12月12日の日曜日は朝9時15分ごろ、夏井川渓谷の隠居に着いた。平地の街では背中に朝日を感じながら車を走らせた。渓谷ではちょうど対岸の尾根から、朝日が顔を出したところだった=写真。
隠居の雨戸を開けると、上20センチほどに光が当たっていた。それがだんだん下まで届くようになる。
いわき市小名浜での日の出は、13日は6時40分。渓谷でもそのころはもう空が明るくなっている。V字谷だから、朝日が昇るのが遅いだけだ。
今の時期、渓谷に太陽が現れるのは午前9時過ぎ。そして、午後3時前後にはもう尾根の陰に沈む。
ついでにいうと、夏至から冬至までは、日の出はおおよそ1日1分遅くなる。冬至から夏至まではその逆。
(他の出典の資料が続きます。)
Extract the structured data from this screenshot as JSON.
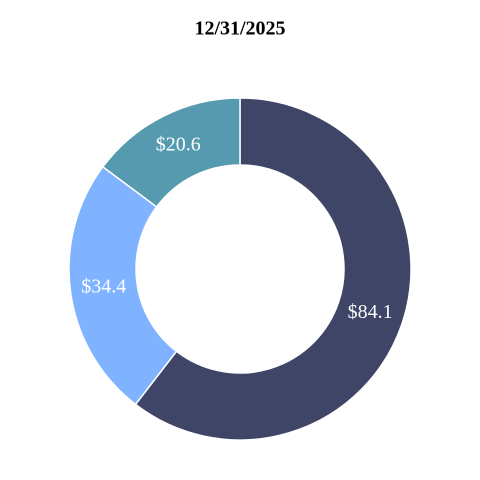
{
  "chart_data": {
    "type": "donut",
    "title": "12/31/2025",
    "values": [
      84.1,
      34.4,
      20.6
    ],
    "value_labels": [
      "$84.1",
      "$34.4",
      "$20.6"
    ],
    "colors": [
      "#3f4566",
      "#7fb3ff",
      "#559aae"
    ]
  }
}
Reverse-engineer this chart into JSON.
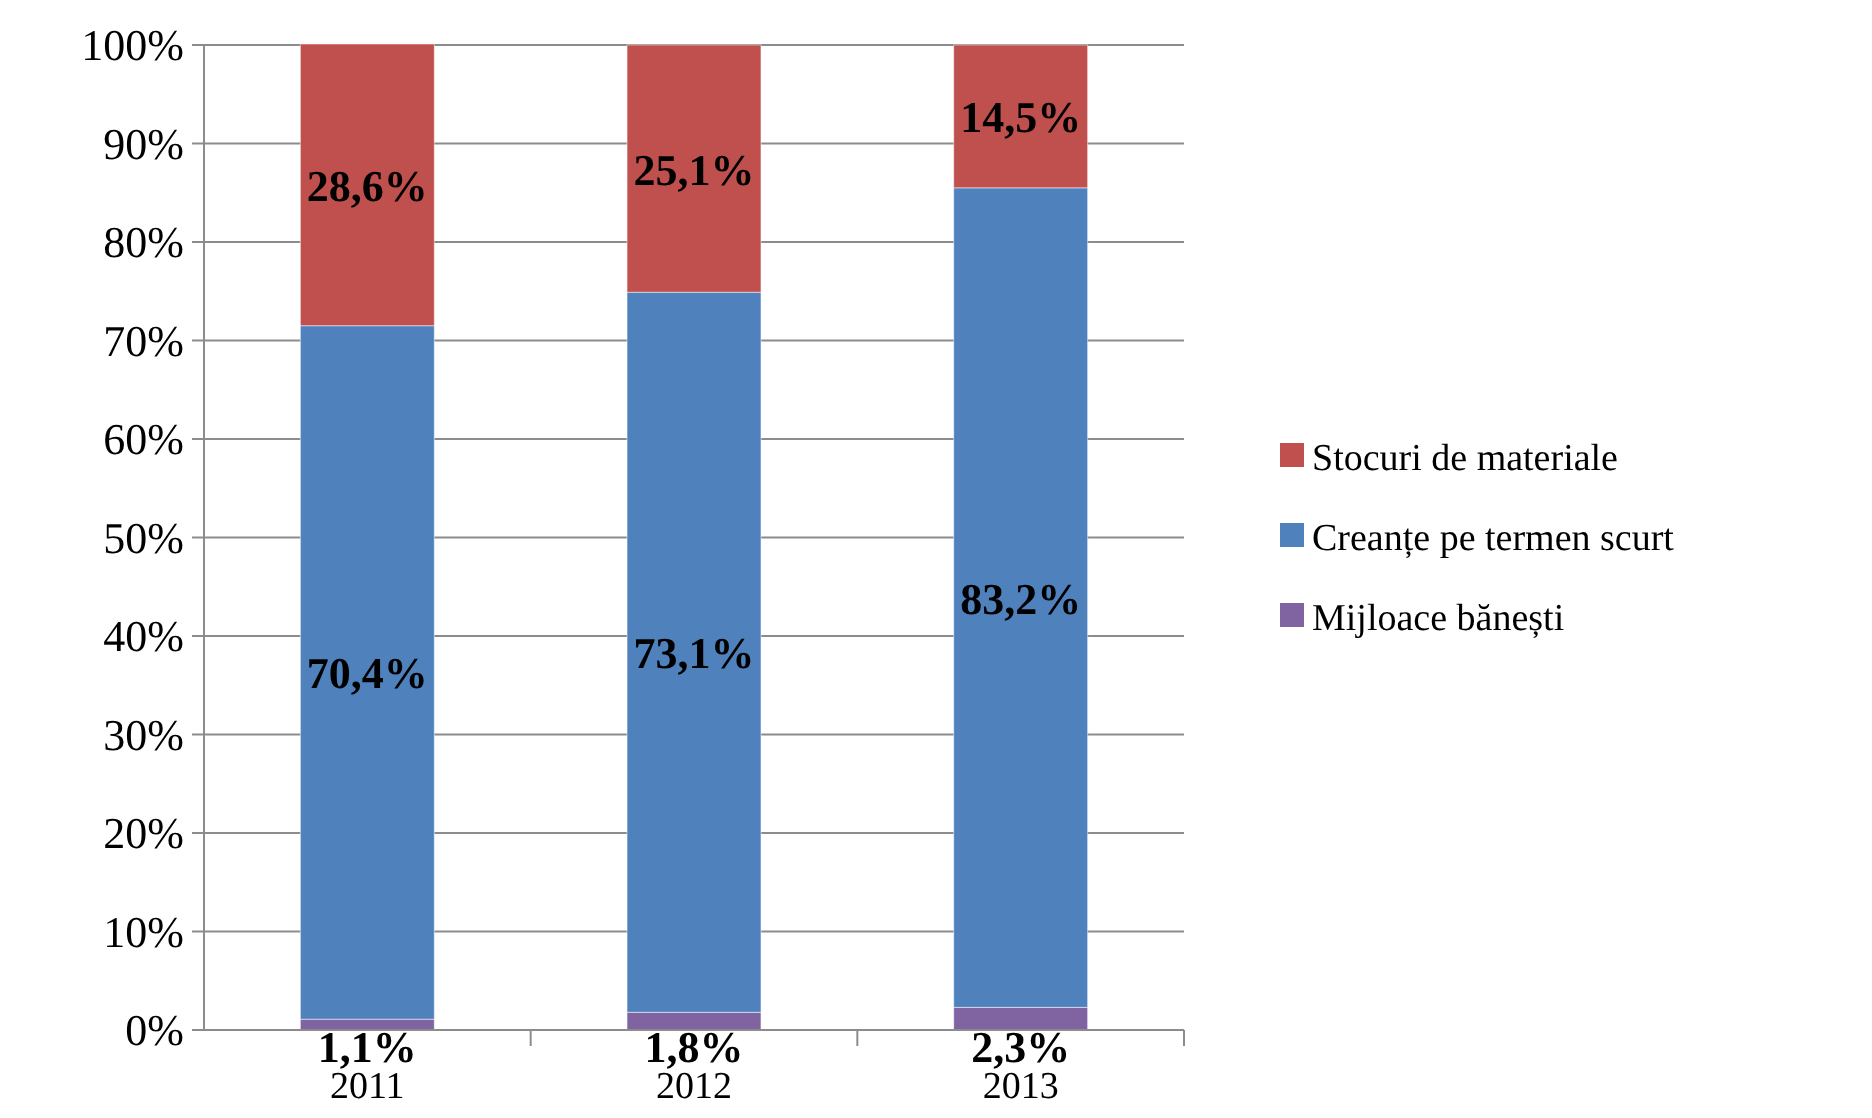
{
  "chart_data": {
    "type": "bar",
    "stacked": true,
    "categories": [
      "2011",
      "2012",
      "2013"
    ],
    "series": [
      {
        "name": "Mijloace bănești",
        "color": "#8064a2",
        "values": [
          1.1,
          1.8,
          2.3
        ],
        "value_labels": [
          "1,1%",
          "1,8%",
          "2,3%"
        ]
      },
      {
        "name": "Creanțe pe termen scurt",
        "color": "#4f81bd",
        "values": [
          70.4,
          73.1,
          83.2
        ],
        "value_labels": [
          "70,4%",
          "73,1%",
          "83,2%"
        ]
      },
      {
        "name": "Stocuri de materiale",
        "color": "#c0504d",
        "values": [
          28.6,
          25.1,
          14.5
        ],
        "value_labels": [
          "28,6%",
          "25,1%",
          "14,5%"
        ]
      }
    ],
    "ylim": [
      0,
      100.1
    ],
    "yticks": [
      {
        "value": 0,
        "label": "0%"
      },
      {
        "value": 10,
        "label": "10%"
      },
      {
        "value": 20,
        "label": "20%"
      },
      {
        "value": 30,
        "label": "30%"
      },
      {
        "value": 40,
        "label": "40%"
      },
      {
        "value": 50,
        "label": "50%"
      },
      {
        "value": 60,
        "label": "60%"
      },
      {
        "value": 70,
        "label": "70%"
      },
      {
        "value": 80,
        "label": "80%"
      },
      {
        "value": 90,
        "label": "90%"
      },
      {
        "value": 100,
        "label": "100%"
      }
    ],
    "grid": "y",
    "legend": "right"
  }
}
月の出はおおよそ1日1時間遅くなる。そんなおおざっぱな感覚で太陽と月に向き合っている。
朝日は尾根から高みを目指すのかと思ったら、そうではなかった。そのまま右に、上流方向に移動する。なるほど。
こうして「現場」で見たもの、聞いたものを通して思考が鍛えられる。「実感」を手がかりに、あれこれ調べる。観念とは無縁の日常にこそ「ニュース」が埋もれている――そう考えてモノを書いてきた。
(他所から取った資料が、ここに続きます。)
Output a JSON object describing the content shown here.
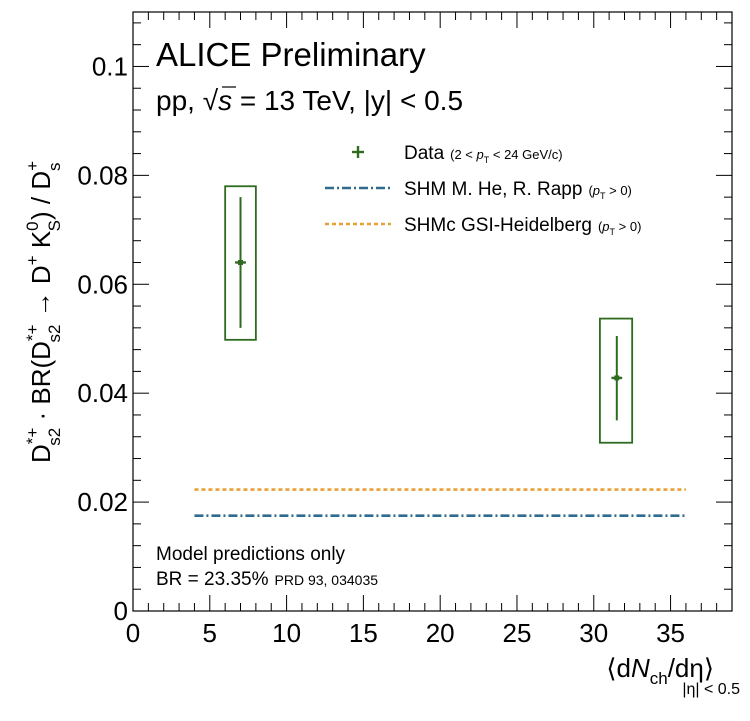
{
  "chart_data": {
    "type": "scatter",
    "title": "ALICE Preliminary",
    "subtitle": {
      "system": "pp, ",
      "sqrt_symbol": "√",
      "s_symbol": "s",
      "energy": " = 13 TeV, |y| < 0.5"
    },
    "ylabel": {
      "p1": "D",
      "p1_sup": "*+",
      "p1_sub": "s2",
      "p2": " · BR(D",
      "p2_sup": "*+",
      "p2_sub": "s2",
      "p3": " → D",
      "p3_sup": "+",
      "p4": " K",
      "p4_sup": "0",
      "p4_sub": "S",
      "p5": ") / D",
      "p5_sup": "+",
      "p5_sub": "s"
    },
    "xlabel": {
      "open": "⟨d",
      "n": "N",
      "n_sub": "ch",
      "rest": "/dη⟩",
      "range": "|η| < 0.5"
    },
    "xlim": [
      0,
      39
    ],
    "ylim": [
      0,
      0.11
    ],
    "xticks": [
      {
        "value": 0,
        "label": "0"
      },
      {
        "value": 5,
        "label": "5"
      },
      {
        "value": 10,
        "label": "10"
      },
      {
        "value": 15,
        "label": "15"
      },
      {
        "value": 20,
        "label": "20"
      },
      {
        "value": 25,
        "label": "25"
      },
      {
        "value": 30,
        "label": "30"
      },
      {
        "value": 35,
        "label": "35"
      }
    ],
    "yticks": [
      {
        "value": 0,
        "label": "0"
      },
      {
        "value": 0.02,
        "label": "0.02"
      },
      {
        "value": 0.04,
        "label": "0.04"
      },
      {
        "value": 0.06,
        "label": "0.06"
      },
      {
        "value": 0.08,
        "label": "0.08"
      },
      {
        "value": 0.1,
        "label": "0.1"
      }
    ],
    "series": [
      {
        "name": "Data",
        "color": "#2e6b1e",
        "points": [
          {
            "x": 7.0,
            "y": 0.064,
            "x_err": 0.35,
            "stat_lo": 0.052,
            "stat_hi": 0.076,
            "syst_x_lo": 6.0,
            "syst_x_hi": 8.0,
            "syst_lo": 0.0498,
            "syst_hi": 0.078
          },
          {
            "x": 31.5,
            "y": 0.0428,
            "x_err": 0.35,
            "stat_lo": 0.035,
            "stat_hi": 0.0505,
            "syst_x_lo": 30.4,
            "syst_x_hi": 32.5,
            "syst_lo": 0.0309,
            "syst_hi": 0.0537
          }
        ]
      },
      {
        "name": "SHM M. He, R. Rapp",
        "color": "#2f6b8e",
        "style": "dash-dot",
        "x_range": [
          4,
          36
        ],
        "y": 0.0175
      },
      {
        "name": "SHMc GSI-Heidelberg",
        "color": "#e8a038",
        "style": "dotted",
        "x_range": [
          4,
          36
        ],
        "y": 0.0223
      }
    ],
    "legend": {
      "placement": "top-right",
      "entries": [
        {
          "series": "Data",
          "text": "Data",
          "note_open": "(2 < ",
          "note_p": "p",
          "note_sub": "T",
          "note_close": " < 24 GeV/c)"
        },
        {
          "series": "SHM M. He, R. Rapp",
          "text": "SHM M. He, R. Rapp",
          "note_open": "(",
          "note_p": "p",
          "note_sub": "T",
          "note_close": " > 0)"
        },
        {
          "series": "SHMc GSI-Heidelberg",
          "text": "SHMc GSI-Heidelberg",
          "note_open": "(",
          "note_p": "p",
          "note_sub": "T",
          "note_close": " > 0)"
        }
      ]
    },
    "annotations": {
      "model_note": "Model predictions only",
      "br_value": "BR = 23.35%",
      "br_ref": "PRD 93, 034035"
    },
    "grid": false
  }
}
隠居の庭の隅を耕して畑をつくり、三春ネギを中心に野菜を栽培するようになって四半世紀がたつ。
前にも書いたことだが、この家庭菜園での体験・思考が、私がモノを書く「原点」になっている。
――記者は人の話を聞いて記事を書くだけ、なにか創造的なことをしているだろうか。40代で家庭菜園を始める前、自分の仕事にむなしさを感じていた。 ミラン・クンデラの小説のタイトル、「存在の耐えられない軽さ」がもやもやとした胸の内を言い表していた。
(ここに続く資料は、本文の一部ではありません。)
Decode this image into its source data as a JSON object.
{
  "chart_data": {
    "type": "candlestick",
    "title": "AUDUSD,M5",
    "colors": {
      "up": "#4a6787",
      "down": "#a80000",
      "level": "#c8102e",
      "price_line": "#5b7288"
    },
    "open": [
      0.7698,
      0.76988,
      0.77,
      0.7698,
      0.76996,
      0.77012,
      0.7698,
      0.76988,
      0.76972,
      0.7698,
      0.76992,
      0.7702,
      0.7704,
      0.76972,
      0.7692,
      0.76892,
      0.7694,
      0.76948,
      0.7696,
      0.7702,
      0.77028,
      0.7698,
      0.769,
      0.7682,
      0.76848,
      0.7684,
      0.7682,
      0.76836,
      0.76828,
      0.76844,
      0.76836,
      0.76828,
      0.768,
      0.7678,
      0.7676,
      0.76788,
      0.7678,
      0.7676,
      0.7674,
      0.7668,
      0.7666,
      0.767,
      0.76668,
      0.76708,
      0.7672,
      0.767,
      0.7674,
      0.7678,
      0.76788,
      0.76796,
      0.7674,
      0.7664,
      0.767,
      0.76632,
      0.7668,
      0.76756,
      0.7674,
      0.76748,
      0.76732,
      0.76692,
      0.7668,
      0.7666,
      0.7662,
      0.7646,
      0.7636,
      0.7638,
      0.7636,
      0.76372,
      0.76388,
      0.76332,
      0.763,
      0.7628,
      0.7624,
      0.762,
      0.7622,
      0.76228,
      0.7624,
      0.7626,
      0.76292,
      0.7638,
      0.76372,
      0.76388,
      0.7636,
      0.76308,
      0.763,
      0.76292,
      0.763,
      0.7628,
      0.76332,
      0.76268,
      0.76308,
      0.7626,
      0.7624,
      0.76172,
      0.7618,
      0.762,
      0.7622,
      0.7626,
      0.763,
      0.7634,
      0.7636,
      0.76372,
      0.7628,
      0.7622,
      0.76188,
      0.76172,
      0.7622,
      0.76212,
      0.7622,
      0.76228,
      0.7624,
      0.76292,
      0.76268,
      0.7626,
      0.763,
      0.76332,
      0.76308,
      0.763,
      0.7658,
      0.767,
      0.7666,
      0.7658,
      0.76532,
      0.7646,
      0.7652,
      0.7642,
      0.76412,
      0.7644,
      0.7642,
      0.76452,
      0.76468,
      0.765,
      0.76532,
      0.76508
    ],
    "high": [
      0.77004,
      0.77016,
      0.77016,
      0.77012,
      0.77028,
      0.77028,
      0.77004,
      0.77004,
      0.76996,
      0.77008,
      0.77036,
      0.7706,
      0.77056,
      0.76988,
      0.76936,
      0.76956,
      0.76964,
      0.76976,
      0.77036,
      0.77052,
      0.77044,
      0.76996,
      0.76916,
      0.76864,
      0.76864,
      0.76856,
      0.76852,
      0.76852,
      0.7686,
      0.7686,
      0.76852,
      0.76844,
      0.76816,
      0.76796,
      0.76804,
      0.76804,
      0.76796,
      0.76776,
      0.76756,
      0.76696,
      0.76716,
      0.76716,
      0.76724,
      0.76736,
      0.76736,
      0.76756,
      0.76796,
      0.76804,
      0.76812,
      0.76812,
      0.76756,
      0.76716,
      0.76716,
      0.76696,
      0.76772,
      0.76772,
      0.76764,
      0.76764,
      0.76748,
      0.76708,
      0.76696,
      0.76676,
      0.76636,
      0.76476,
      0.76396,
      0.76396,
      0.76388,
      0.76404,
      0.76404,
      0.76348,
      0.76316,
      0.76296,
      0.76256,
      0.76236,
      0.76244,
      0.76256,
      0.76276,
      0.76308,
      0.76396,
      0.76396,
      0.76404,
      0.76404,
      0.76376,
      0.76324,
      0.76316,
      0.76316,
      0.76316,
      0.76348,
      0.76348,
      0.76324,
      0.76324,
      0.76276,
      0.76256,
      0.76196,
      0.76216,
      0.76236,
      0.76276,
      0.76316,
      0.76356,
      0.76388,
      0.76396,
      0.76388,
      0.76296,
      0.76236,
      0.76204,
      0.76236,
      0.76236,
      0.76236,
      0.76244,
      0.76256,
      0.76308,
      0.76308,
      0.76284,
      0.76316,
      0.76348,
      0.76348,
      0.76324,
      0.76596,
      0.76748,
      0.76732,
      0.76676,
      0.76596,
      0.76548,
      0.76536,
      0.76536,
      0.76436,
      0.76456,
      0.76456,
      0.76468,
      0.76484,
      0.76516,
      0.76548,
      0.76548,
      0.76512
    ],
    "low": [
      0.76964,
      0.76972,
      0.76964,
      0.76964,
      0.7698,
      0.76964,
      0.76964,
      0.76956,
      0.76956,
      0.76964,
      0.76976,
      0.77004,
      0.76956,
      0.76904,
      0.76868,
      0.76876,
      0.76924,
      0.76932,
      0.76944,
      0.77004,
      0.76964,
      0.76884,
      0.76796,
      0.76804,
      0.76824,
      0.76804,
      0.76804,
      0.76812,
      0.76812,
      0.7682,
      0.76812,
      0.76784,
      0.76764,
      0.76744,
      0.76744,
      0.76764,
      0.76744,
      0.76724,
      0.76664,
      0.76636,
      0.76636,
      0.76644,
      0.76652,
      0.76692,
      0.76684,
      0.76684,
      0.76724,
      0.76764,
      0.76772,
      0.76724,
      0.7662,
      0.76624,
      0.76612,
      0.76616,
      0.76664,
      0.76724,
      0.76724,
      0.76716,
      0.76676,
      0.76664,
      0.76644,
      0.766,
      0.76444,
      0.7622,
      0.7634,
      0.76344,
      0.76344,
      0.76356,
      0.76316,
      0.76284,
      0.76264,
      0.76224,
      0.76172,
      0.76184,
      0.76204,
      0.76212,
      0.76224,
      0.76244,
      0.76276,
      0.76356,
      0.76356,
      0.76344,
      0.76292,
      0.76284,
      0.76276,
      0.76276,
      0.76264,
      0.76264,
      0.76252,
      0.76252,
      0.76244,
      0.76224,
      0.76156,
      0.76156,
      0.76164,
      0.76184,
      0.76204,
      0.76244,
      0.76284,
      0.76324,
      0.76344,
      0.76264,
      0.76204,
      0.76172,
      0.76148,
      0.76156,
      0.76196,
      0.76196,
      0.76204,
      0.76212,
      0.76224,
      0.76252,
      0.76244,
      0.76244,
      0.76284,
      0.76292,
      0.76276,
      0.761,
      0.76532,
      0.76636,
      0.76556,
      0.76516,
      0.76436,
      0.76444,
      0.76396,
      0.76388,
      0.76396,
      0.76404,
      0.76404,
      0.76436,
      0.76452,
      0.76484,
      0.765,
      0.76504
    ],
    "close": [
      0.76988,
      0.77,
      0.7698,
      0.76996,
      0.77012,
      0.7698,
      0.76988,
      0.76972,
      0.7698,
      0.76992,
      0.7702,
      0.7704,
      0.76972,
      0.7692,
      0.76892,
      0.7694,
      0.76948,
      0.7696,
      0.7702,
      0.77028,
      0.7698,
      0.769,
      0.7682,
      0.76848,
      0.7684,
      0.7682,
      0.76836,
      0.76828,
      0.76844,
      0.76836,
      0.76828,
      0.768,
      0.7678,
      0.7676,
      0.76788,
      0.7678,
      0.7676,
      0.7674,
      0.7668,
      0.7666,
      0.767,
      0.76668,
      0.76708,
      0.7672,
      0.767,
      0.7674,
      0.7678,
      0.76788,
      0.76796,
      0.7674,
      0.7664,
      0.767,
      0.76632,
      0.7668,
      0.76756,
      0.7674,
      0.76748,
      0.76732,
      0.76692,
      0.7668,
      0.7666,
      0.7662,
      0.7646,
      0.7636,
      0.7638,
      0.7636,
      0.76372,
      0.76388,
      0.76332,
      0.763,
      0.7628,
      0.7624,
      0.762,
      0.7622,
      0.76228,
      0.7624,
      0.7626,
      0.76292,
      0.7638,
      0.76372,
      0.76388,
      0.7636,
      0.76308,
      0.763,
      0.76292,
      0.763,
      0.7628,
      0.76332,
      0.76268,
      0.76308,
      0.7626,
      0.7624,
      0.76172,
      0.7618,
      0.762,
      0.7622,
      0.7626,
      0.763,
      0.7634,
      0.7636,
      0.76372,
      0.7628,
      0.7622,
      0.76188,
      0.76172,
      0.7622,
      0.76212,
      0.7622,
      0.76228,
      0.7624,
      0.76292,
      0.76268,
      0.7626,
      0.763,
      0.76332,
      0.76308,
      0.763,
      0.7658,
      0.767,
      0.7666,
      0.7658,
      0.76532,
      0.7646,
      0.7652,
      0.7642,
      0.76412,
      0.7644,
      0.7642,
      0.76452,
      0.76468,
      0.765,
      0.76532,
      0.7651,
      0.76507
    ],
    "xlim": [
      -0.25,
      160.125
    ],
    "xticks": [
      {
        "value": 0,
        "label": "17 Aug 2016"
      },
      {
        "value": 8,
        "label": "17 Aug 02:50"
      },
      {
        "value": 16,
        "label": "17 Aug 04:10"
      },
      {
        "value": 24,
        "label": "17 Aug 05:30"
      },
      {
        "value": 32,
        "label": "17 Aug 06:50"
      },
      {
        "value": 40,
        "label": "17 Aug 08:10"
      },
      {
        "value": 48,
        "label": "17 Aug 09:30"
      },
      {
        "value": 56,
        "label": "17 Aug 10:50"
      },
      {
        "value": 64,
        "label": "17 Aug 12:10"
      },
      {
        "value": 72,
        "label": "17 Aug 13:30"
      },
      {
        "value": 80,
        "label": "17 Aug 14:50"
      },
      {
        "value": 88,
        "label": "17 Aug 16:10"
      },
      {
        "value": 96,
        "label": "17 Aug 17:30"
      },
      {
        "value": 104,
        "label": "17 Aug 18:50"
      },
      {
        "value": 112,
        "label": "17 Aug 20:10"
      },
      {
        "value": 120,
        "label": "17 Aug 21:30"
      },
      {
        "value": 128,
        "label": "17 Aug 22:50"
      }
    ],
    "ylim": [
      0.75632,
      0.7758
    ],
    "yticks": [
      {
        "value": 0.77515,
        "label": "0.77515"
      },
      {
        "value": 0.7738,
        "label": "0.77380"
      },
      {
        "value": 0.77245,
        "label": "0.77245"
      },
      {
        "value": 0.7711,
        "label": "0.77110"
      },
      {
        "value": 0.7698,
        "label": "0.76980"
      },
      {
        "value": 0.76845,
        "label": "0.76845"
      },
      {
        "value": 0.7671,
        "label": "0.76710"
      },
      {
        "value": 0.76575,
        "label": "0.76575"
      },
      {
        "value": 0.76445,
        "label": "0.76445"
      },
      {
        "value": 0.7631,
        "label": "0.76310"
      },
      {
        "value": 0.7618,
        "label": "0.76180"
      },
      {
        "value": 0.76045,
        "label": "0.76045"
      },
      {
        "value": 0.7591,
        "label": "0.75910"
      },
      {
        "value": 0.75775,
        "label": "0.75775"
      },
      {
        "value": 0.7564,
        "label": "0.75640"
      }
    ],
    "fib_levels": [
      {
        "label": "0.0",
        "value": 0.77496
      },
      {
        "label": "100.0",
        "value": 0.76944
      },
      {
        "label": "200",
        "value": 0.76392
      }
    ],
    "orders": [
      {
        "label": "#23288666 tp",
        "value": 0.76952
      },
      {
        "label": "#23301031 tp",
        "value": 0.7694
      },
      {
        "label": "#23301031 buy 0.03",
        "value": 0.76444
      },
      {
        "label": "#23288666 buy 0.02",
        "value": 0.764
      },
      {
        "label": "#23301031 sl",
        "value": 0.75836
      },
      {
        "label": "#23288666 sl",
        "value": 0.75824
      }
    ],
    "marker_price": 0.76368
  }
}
この「耐えられない軽さ」を救ってくれたのが、週末の土いじりだった。大地に二本の足で立って野菜をつくっている、という労働の「実感」がコラムを書くエネルギーになった――。
さて、師走の中旬になると、カミサンの実家(米屋)では歳暮のもちつきをする。ドラム缶を利用したかまどでもち米を蒸す。かまどの下には焚き口、上には湯釜。湯釜の上にもち米を入れた蒸篭(せいろ)を二つ重ねて、蒸気をくぐらせる。焚き口の火の番、「釜じい」が私の役目だった。
が、去年(2020年)から義弟の知り合いがバイトとして加わったため、釜じいは「お役御免」になった。
隠居から帰った夕方、電話がかかってきて、もちを引き取りに行った。帰り道、若いときからの飲み友達にもちを届けた。
夕暮れになっていた。顔を出すと手招きして庭に呼び込む。「一坪菜園」に白菜、小松菜、サニーレタス、パセリなどがあった。
面積はどうでもいい。超多忙な法曹関係者が始めた一坪菜園。これに感動して、思わずうなった。「すごい!」
わが家の庭にも一坪半くらいの空きスペース(離れの跡)がある。これを菜園にするか。そう思わせるほどのうれしいショックだった。